Kathmandu, Nepal - Chemical pollution is emerging as one of the most significant but under-recognized threats to global health, with impacts stretching far beyond local borders and affecting air, water, soil, food systems, and entire ecosystems. According to a comprehensive assessment led by the United Nations Environment Programme (UNEP), environmental contamination with toxic chemicals contributes to millions of deaths and serious illnesses each year, calling for urgent global cooperation and a holistic response strategy.
Pollution’s Toll on Human Health
UNEP’s recent findings reveal that contaminated air, water, and food are major contributors to non-communicable diseases such as cancer, respiratory disorders, and cardiovascular illnesses, accounting for an estimated nine million premature deaths annually worldwide. Air pollution alone is linked to nearly seven million of these deaths.
Exposure to hazardous chemicals - including persistent organic pollutants, heavy metals such as lead and mercury, and industrial by-products - poses serious health risks across all age groups, particularly children. Some of these substances bioaccumulate in the food chain, magnifying their dangers to both people and wildlife.
A separate UNEP Global Chemical Outlook report highlights that only a small fraction of the more than 140,000 chemicals on the market have been thoroughly assessed for safety, underscoring the scale of the unknown risks posed by these substances.
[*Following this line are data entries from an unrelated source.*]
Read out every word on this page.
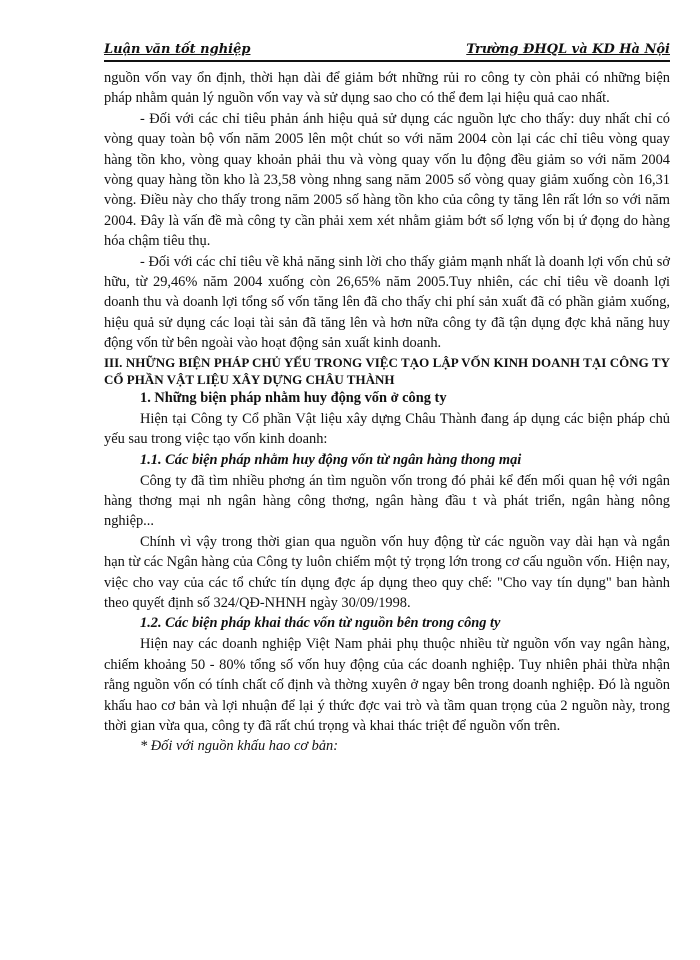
Luận văn tốt nghiệp	Trường ĐHQL và KD Hà Nội

nguồn vốn vay ổn định, thời hạn dài để giảm bớt những rủi ro công ty còn phải có những biện pháp nhằm quản lý nguồn vốn vay và sử dụng sao cho có thể đem lại hiệu quả cao nhất.

- Đối với các chỉ tiêu phản ánh hiệu quả sử dụng các nguồn lực cho thấy: duy nhất chỉ có vòng quay toàn bộ vốn năm 2005 lên một chút so với năm 2004 còn lại các chỉ tiêu vòng quay hàng tồn kho, vòng quay khoản phải thu và vòng quay vốn lu động đều giảm so với năm 2004 vòng quay hàng tồn kho là 23,58 vòng nhng sang năm 2005 số vòng quay giảm xuống còn 16,31 vòng. Điều này cho thấy trong năm 2005 số hàng tồn kho của công ty tăng lên rất lớn so với năm 2004. Đây là vấn đề mà công ty cần phải xem xét nhằm giảm bớt số lợng vốn bị ứ đọng do hàng hóa chậm tiêu thụ.

- Đối với các chỉ tiêu về khả năng sinh lời cho thấy giảm mạnh nhất là doanh lợi vốn chủ sở hữu, từ 29,46% năm 2004 xuống còn 26,65% năm 2005.Tuy nhiên, các chỉ tiêu về doanh lợi doanh thu và doanh lợi tổng số vốn tăng lên đã cho thấy chi phí sản xuất đã có phần giảm xuống, hiệu quả sử dụng các loại tài sản đã tăng lên và hơn nữa công ty đã tận dụng đợc khả năng huy động vốn từ bên ngoài vào hoạt động sản xuất kinh doanh.

III. NHỮNG BIỆN PHÁP CHỦ YẾU TRONG VIỆC TẠO LẬP VỐN KINH DOANH TẠI CÔNG TY CỔ PHẦN VẬT LIỆU XÂY DỰNG CHÂU THÀNH

1. Những biện pháp nhằm huy động vốn ở công ty

Hiện tại Công ty Cổ phần Vật liệu xây dựng Châu Thành đang áp dụng các biện pháp chủ yếu sau trong việc tạo vốn kinh doanh:

1.1. Các biện pháp nhằm huy động vốn từ ngân hàng thong mại

Công ty đã tìm nhiều phơng án tìm nguồn vốn trong đó phải kể đến mối quan hệ với ngân hàng thơng mại nh ngân hàng công thơng, ngân hàng đầu t và phát triển, ngân hàng nông nghiệp...

Chính vì vậy trong thời gian qua nguồn vốn huy động từ các nguồn vay dài hạn và ngắn hạn từ các Ngân hàng của Công ty luôn chiếm một tỷ trọng lớn trong cơ cấu nguồn vốn. Hiện nay, việc cho vay của các tổ chức tín dụng đợc áp dụng theo quy chế: "Cho vay tín dụng" ban hành theo quyết định số 324/QĐ-NHNH ngày 30/09/1998.

1.2. Các biện pháp khai thác vốn từ nguồn bên trong công ty

Hiện nay các doanh nghiệp Việt Nam phải phụ thuộc nhiều từ nguồn vốn vay ngân hàng, chiếm khoảng 50 - 80% tổng số vốn huy động của các doanh nghiệp. Tuy nhiên phải thừa nhận rằng nguồn vốn có tính chất cố định và thờng xuyên ở ngay bên trong doanh nghiệp. Đó là nguồn khấu hao cơ bản và lợi nhuận để lại ý thức đợc vai trò và tầm quan trọng của 2 nguồn này, trong thời gian vừa qua, công ty đã rất chú trọng và khai thác triệt để nguồn vốn trên.

* Đối với nguồn khấu hao cơ bản:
Chemical Pollution Crosses Borders
Unlike many environmental hazards, chemical pollution does not respect national boundaries. Toxic compounds released in one country can travel long distances through atmospheric circulation, waterways, and trade of contaminated products, exposing populations around the world. This transboundary nature of pollution has significant implications for health systems, global trade, and international policy frameworks.
Experts note that unsafe chemical exposure is often linked with global trends in industrial growth, urbanization, and inadequate waste management-issues that are especially acute in low- and middle-income countries.
One Health: A Unified Global Response
To confront these interconnected challenges, UNEP and its partners are promoting a One Health approach - a collaborative strategy that recognizes the inextricable links between human health, animal health, and environmental integrity. This approach aims to coordinate science, policy, and action across sectors to reduce chemical risks at their source and prevent harmful exposure.
The One Health strategy emphasizes preventive measures, robust scientific research, stronger legislation, cross-border cooperation, and improved public awareness as central to mitigating chemical hazards. UNEP’s campaign, known as Beat Pollution, highlights how integrated policies can yield health, environmental, and economic benefits and calls on governments, businesses, and communities to act together.
Global Framework and Policy Initiatives
In 2023, countries adopted the Global Framework on Chemicals at the International Conference on Chemicals Management in Bonn, setting strategic targets to improve lifecycle management of chemicals and protect both people and the planet. The initiative encourages phasing out the most harmful substances and strengthening regulatory safeguards worldwide by 2030.
However, UNEP warns that progress remains slow, and urgent action is needed to prevent further harm - especially as global chemical production continues to increase. Without coordinated policy and investment, chemical pollution could exacerbate public health burdens, undermine sustainable development goals, and intensify environmental degradation.
Voices from the Field
Public health specialists and environmental advocates stress that success depends on elevating chemical safety to a global priority comparable to other planetary threats such as climate change and biodiversity loss.
“Chemical pollution isn’t a local issue - it’s a global crisis that demands a united response,” said one expert involved in global health policy. “Protecting communities and ecosystems requires science-based regulation, innovation, and sustained political will.”